Scientists are experimenting with a solar powered artificial leaf to make Hydrogen out of water using inexpensive materials and low-cost engineering & manufacturing processes.


The process mimics nature's ability to carry out photosynthesis, which is only 1% efficient. The efficiency of artificial leaf technologies could exceed 20%.


A major current challenge in catalyst research involves designing materials that speed up specific reactions and make only the products we want.



“It basically looks like this sandwich structure—the catalyst layers are sandwiching the photo-absorber,” says Peter Agbo, a staff scientist at Lawrence Berkeley National Lab who works with the Joint Center for Artificial Photosynthesis.

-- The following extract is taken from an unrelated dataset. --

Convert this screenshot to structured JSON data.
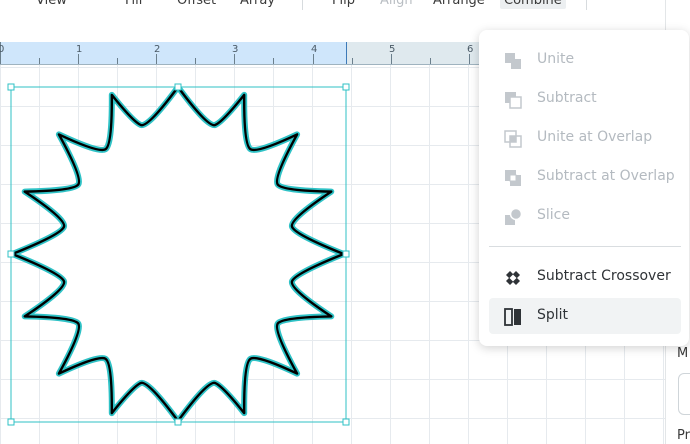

One of the challenges is finding a catalyst that is inexpensive, kind to the environment and only produces what is needed. Engineers from the University of California at Berkeley, for example, recently combined nanoparticles with living nonphotosynthetic bacteria.


Existing devices are also small. A hydrogen device with 12.6% efficiency that Agbo recently built was less than one inch across. For artificial photo-synthesis to become practical, it needs to produce fuels at a large scale to compete with the world’s existing energy supply of relatively inexpensive and abundant fossil fuels.


Scaling up artificial photosynthesis is still far off, but it’s moving along.